A. R. (NPS) ‑ Qu’est-ce qui distingue l’identité des personnes autochtones de celle d’autres groupes sociaux ou ethniques au pays ou au Québec ?
Geneviève Ashini (G. A.) ‑ Ce qu’on pourrait dire, c’est que c’est vraiment lié au territoire. Les cultures autochtones sont très liées aux territoires parce qu’au niveau historique, on sait que les Autochtones étaient ici. La différence entre les Autochtones et les minorités ethniques, c’est que les Autochtones sont ici et que c’était leur place initiale. Alors que les minorités ethniques viennent d’ailleurs. Ce serait alors l’histoire des Autochtones qui fait leur différence. Lorsqu’on prend le mot « autochtone », la définition propre fait référence à des personnes qui viennent d’ici. Je pense que cette définition représente bien les Premières Nations au Québec.
A. P. ‑ J’ajouterais que les cultures autochtones, elles n’existent qu’ici. Alors que les groupes ethnoculturels, leur langue et leur culture existent aussi ailleurs, donc l’enjeu de la reconnaissance et de la préservation des langues et des cultures autochtones est beaucoup plus important. J’ai aussi envie d’ajouter que parfois il y a une confusion au niveau des intervenants qui vont représenter l’État, par exemple des intervenants en travail social, c’est certain qu’il y a une différence au niveau de la relation d’une personne immigrante par rapport à l’État qui est sa terre d’accueil et la relation d’un Autochtone par rapport à l’État québécois qui est associé à la dépossession et à la colonisation.
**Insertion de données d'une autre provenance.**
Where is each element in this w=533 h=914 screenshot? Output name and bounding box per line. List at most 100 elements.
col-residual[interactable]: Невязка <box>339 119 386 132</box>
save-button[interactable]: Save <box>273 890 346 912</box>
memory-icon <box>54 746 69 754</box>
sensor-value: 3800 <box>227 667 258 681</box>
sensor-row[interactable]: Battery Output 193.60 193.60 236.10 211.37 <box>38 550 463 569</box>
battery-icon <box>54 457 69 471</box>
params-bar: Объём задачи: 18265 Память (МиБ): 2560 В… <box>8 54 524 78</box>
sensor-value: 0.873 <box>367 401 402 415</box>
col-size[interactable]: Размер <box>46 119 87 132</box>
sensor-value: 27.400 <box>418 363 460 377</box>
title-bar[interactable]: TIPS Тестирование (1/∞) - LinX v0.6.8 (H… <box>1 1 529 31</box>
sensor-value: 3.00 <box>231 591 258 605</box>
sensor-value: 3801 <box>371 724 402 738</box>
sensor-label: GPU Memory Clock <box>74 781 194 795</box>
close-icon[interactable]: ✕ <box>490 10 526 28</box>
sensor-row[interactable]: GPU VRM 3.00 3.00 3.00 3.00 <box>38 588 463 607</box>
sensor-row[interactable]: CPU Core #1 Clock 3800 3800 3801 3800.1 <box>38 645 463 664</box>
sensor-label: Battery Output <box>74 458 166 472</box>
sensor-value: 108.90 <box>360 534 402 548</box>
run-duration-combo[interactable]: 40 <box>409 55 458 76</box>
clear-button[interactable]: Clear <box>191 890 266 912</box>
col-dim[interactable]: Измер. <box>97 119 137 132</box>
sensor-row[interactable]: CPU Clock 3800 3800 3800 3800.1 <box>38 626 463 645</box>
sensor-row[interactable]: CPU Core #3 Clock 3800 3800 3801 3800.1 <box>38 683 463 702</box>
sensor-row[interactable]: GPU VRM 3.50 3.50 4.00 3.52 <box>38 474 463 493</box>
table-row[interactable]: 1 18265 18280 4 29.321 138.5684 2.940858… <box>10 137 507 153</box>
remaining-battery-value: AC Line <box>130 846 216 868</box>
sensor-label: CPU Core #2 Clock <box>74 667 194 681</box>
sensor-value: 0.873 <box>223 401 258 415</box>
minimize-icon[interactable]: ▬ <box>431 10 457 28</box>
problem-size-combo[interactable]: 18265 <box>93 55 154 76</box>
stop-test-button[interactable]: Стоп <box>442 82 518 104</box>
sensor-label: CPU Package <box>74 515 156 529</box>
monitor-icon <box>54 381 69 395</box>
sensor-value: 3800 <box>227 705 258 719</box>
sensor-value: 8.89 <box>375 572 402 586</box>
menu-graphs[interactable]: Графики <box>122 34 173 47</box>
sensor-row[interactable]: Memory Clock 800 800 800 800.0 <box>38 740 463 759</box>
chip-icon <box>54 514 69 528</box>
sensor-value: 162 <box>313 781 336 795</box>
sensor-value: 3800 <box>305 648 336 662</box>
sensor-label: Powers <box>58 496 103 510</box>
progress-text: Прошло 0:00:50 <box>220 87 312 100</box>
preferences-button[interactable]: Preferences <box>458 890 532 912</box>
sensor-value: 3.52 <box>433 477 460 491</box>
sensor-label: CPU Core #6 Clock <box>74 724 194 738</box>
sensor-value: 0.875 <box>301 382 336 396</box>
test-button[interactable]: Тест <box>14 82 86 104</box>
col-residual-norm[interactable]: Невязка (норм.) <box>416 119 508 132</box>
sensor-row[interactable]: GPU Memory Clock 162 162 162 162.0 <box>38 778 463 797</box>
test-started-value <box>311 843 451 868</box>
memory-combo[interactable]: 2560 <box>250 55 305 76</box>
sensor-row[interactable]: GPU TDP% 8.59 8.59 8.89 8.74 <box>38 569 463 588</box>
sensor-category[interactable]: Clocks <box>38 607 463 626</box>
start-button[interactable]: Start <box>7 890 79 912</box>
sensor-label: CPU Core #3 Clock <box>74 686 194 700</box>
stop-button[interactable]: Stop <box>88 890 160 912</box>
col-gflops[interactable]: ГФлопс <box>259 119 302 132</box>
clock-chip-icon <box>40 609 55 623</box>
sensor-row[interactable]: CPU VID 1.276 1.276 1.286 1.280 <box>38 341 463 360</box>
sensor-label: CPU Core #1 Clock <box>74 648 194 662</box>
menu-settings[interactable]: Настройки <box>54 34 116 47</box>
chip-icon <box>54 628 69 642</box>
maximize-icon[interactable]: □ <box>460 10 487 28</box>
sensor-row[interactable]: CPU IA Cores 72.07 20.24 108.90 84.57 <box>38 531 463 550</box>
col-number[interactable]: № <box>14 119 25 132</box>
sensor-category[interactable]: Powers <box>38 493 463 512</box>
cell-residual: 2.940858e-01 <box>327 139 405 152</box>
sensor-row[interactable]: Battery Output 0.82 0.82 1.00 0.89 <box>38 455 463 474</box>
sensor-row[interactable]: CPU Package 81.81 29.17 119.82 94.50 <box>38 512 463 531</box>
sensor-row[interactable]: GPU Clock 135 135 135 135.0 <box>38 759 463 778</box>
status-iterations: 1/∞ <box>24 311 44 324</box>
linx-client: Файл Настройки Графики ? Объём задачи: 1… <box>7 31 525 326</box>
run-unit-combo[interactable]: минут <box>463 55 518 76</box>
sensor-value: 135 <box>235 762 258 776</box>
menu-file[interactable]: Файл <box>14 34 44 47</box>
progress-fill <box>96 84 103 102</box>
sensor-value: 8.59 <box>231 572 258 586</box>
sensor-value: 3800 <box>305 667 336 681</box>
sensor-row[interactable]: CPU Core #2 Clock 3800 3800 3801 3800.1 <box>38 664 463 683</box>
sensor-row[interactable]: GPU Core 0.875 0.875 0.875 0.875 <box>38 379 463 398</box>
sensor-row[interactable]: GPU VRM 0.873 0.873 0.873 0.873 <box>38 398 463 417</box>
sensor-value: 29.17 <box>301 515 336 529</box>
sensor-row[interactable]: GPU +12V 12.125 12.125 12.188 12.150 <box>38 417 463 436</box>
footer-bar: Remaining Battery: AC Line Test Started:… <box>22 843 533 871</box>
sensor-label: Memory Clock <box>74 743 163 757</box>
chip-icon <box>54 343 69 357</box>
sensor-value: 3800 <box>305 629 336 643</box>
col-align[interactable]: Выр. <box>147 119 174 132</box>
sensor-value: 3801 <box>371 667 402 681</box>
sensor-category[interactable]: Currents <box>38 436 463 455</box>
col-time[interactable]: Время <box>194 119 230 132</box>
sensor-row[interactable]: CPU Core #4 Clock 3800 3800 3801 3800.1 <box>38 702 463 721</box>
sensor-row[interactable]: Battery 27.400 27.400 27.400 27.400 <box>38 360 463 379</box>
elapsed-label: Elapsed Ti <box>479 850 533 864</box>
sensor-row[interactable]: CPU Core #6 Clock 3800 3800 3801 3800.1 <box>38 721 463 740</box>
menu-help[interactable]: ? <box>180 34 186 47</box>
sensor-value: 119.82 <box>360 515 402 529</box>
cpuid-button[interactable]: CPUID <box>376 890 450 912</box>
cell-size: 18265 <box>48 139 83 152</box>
Donc, c’est certain que la relation au départ, elle s’inscrit dans un contexte qui est totalement différent. Puis cela fait aussi partie de pourquoi les services doivent être ajustés avec une sensibilité et une ouverture particulières quand on travaille avec les Autochtones versus d’autres communautés ethnoculturelles.
A. R. (NPS) ‑ En tant qu’association provinciale, le Regroupement des centres d’amitié autochtones du Québec milite pour les droits et les intérêts des citoyens autochtones dans les villes, et représente aussi les Centres d’amitié autochtones qui offrent des services culturellement pertinents et sécurisants en milieu urbain. Pouvez-vous donc nous parler de ce qui définit l’action et l’approche des Centres d’amitié autochtones du Québec ?
A. P. ‑ En fait, c’est certain qu’à l’intérieur du Mouvement des Centres d’amitié autochtones, il y a toujours eu une approche qui n’impose rien du haut vers le bas. Les Centres d’amitié et le Regroupement ont des mécanismes en place pour être à l’écoute en continu des besoins et des priorités des membres des collectivités autochtones dans les villes. Un Centre d’amitié c’est à la fois un carrefour de services, parce qu’il y a beaucoup de services offerts dans les Centres, mais c’est aussi un milieu d’ancrage communautaire et culturel où on peut aller socialiser, voir ses amis, etc. Il faut comprendre que d’être Autochtone et de vivre dans une ville font en sorte que les Autochtones sont champions lorsque c’est le temps de s’adapter à une autre culture et ils le font en permanence. Par exemple, presque tous les Autochtones au Québec parlent une des deux langues officielles du Canada. Lorsqu’ils sont en ville, leurs enfants vont dans les écoles québécoises donc ils connaissent très bien la culture québécoise et ils sont toujours en train de s’y ajuster. Un Centre d’amitié autochtone peut être un endroit où on se repose de ça et où on peut juste être qui on est et vivre sa culture, de la façon qu’on a envie de la vivre, parce qu’il n’y a pas une seule façon de vivre sa culture et son identité autochtones.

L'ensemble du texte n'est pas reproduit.